Indications, warnings and precautions with Angio-Seal insertion [5,10] | |
---|---|
Indication | Precaution |
Diagnostic angiogram | On warfarin |
Percutaneus intervention | If undergoing thrombolysis |
Femoral arterial access | If punctured through vascular graft |
8 French or smaller for 8F sheath | Uncontrolled hypertension (> 180 mm of Hg) |
6 French or smaller for 6F sheath | Pre-existing auto-immune disorders |
Warning: not for use if | Small femoral artery (< 4mm diameter) |
Superficial femoral artery (SFA) or Profunda Femoris Artery (PFA) insertion | Pregnancy or lactation |
Inserted above the inguinal ligament | Allergic to beef, collagen, polyglycolic or polylactic acid products |
Posterior wall puncture | Anaemia (Hb: < 10 mg/dl) Or platelet < 100,000 |
Inserted at or distal to PFA, SFA bifurcation | Bleeding disorders including throbasthenia, von WilleBrand’s disease |
Contra-indication: none mentioned |
Table 1:
Although there are no adequately powered studies available that can directly compare the different makes of VCDs, results from the meta-analysis suggest that while Angio-Seal and Perclose reduced the major complications, Vasoseal was associated with an increased risk of vascular complications.

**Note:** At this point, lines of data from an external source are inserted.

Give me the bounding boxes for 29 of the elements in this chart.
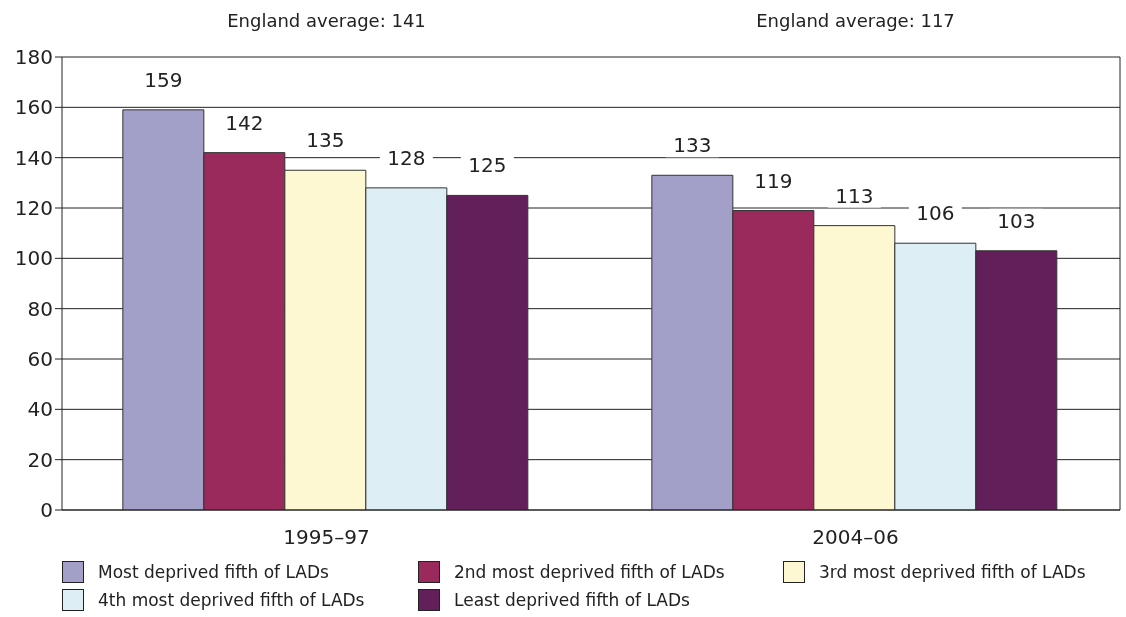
y-tick-label: 120 — [14, 196, 53, 221]
text: England average: 141 — [226, 10, 427, 31]
data-label: 133 — [673, 133, 712, 158]
data-label: 125 — [468, 153, 507, 178]
y-tick-label: 20 — [27, 447, 53, 472]
y-tick-label: 40 — [27, 397, 53, 422]
data-label: 119 — [754, 168, 793, 193]
y-tick-label: 100 — [14, 246, 53, 271]
text: England average: 117 — [755, 10, 956, 31]
data-label: 159 — [144, 67, 183, 92]
y-tick-label: 80 — [27, 296, 53, 321]
data-label: 103 — [997, 208, 1036, 233]
y-tick-label: 160 — [14, 95, 53, 120]
y-tick-label: 0 — [40, 498, 53, 523]
y-tick-label: 60 — [27, 347, 53, 372]
x-tick-label: 2004–06 — [812, 525, 899, 550]
data-label: 135 — [306, 128, 345, 153]
y-tick-label: 140 — [14, 145, 53, 170]
legend-label: Most deprived fifth of LADs — [98, 562, 329, 582]
legend-label: 2nd most deprived fifth of LADs — [454, 562, 725, 582]
legend-label: Least deprived fifth of LADs — [454, 590, 690, 610]
legend-label: 4th most deprived fifth of LADs — [98, 590, 365, 610]
data-label: 142 — [225, 110, 264, 135]
data-label: 128 — [387, 145, 426, 170]
data-label: 113 — [835, 183, 874, 208]
x-tick-label: 1995–97 — [283, 525, 370, 550]
data-label: 106 — [916, 201, 955, 226]
legend-label: 3rd most deprived fifth of LADs — [819, 562, 1086, 582]
y-tick-label: 180 — [14, 45, 53, 70]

It is worth noting that there are significant variations in the study protocols and operator experience amongst these studies, which should be taken into account before interpreting these results.

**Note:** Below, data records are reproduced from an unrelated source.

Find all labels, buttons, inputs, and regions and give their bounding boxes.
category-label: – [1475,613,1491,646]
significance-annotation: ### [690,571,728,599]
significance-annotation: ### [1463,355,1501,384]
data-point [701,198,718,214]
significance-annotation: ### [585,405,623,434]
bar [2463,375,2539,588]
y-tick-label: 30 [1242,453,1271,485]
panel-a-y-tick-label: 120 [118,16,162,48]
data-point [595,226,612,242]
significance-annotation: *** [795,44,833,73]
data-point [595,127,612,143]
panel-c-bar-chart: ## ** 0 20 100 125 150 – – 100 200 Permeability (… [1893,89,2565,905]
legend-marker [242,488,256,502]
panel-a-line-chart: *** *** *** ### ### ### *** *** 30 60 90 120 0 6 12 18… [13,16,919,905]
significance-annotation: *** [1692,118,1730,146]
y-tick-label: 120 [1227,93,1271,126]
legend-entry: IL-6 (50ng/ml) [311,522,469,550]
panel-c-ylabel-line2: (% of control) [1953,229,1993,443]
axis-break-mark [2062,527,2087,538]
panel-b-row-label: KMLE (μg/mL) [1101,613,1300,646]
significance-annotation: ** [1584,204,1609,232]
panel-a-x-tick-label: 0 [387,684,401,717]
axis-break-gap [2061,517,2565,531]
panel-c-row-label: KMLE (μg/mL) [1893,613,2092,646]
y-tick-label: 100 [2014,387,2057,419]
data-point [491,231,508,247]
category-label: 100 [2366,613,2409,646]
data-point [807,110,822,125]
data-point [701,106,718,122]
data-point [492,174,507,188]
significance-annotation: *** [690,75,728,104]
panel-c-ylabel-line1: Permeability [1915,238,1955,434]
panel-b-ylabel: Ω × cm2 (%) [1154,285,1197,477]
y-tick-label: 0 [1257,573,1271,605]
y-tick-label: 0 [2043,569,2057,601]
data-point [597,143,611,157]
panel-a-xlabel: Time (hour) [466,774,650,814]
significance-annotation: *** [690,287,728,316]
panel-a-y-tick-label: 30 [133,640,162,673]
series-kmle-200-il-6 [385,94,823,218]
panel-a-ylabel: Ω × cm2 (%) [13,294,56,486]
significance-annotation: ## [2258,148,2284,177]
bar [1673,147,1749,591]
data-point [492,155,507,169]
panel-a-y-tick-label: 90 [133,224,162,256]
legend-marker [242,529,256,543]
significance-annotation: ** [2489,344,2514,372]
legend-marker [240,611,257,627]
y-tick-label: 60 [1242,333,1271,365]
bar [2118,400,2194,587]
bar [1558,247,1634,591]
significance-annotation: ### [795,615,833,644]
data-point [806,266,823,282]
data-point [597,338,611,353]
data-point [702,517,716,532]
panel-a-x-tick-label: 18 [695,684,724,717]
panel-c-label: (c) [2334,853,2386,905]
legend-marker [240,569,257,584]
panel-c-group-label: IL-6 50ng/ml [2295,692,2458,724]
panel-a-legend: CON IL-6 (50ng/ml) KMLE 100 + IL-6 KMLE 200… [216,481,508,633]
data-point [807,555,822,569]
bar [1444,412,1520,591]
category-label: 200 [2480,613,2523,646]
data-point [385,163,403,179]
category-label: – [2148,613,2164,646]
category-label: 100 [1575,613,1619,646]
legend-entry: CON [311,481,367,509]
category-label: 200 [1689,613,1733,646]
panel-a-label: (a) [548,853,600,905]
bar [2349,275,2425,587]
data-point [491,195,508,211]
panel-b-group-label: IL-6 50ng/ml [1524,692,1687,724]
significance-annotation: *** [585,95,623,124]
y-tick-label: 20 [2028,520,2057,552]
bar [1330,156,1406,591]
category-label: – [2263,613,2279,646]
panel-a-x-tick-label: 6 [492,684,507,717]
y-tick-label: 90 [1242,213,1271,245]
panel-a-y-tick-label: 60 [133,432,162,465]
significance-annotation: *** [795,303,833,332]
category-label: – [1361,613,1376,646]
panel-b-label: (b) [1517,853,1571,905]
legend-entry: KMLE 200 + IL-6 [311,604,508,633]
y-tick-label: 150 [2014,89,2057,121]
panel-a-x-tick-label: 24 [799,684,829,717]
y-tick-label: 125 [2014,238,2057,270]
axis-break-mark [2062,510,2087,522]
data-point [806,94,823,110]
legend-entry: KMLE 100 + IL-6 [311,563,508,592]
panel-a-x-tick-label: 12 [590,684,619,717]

While considering the role of VCDs it would be important to consider the benefit of radial access in coronary catheterization. Considering the superficial location of the artery, hemostasis can be achieved relatively easily, thereby reducing the risk of access site bleeding complications and avoiding the need for expensive vasoocclusive devices. The patient can start ambulating almost immediately after the procedure and hence the hospital stay requirement is much shorter. From the patient’s perspective, it is more convenient and acceptable. On the other hand radial access is technically more difficult and requires operator experience. There is also a small risk of radial arterial occlusion [11].

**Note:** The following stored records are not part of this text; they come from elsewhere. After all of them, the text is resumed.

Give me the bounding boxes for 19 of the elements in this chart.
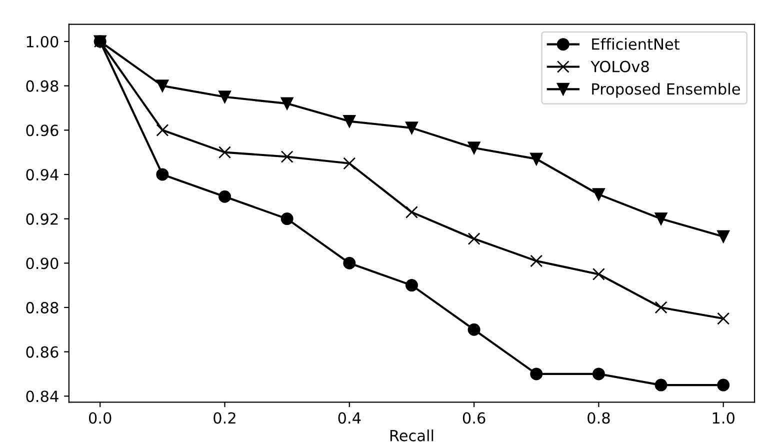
x-tick-label: 0.4 [338,412,361,424]
y-tick-label: 0.98 [26,80,58,92]
x-tick-label: 0.0 [88,412,112,424]
y-tick-label: 1.00 [26,36,58,48]
legend-label: Proposed Ensemble [592,82,740,98]
y-tick-label: 0.86 [26,346,58,358]
y-tick-label: 0.88 [26,302,58,314]
legend-label: EfficientNet [592,38,680,50]
y-tick-label: 0.90 [26,258,58,270]
x-tick-label: 0.8 [588,412,610,424]
x-axis-title: Recall [390,430,434,442]
x-tick-label: 1.0 [712,412,734,424]
x-tick-label: 0.6 [462,412,486,424]
legend-label: YOLOv8 [590,60,649,72]
y-tick-label: 0.92 [26,213,58,225]
y-tick-label: 0.94 [26,168,58,180]
y-tick-label: 0.84 [26,390,58,402]
y-tick-label: 0.96 [26,124,58,136]
x-tick-label: 0.2 [214,412,236,424]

While, most of the recent studies have shown that vascular closure devices improve the time to hemostasis and ambulation following coronary catheterisation via a femoral approach, the evidence regarding a reduction in vascular complication post procedure is lacking. With the rising popularity of radial approach for vascular access, and the continuing fall in the incidence of vascular complications, the use of vascular closure device may have reached peak. However it is worth noting that vascular closure device remains an effective tool to achieve hemostasis in patients with low risk factors, following coronary angiogram or angioplasty.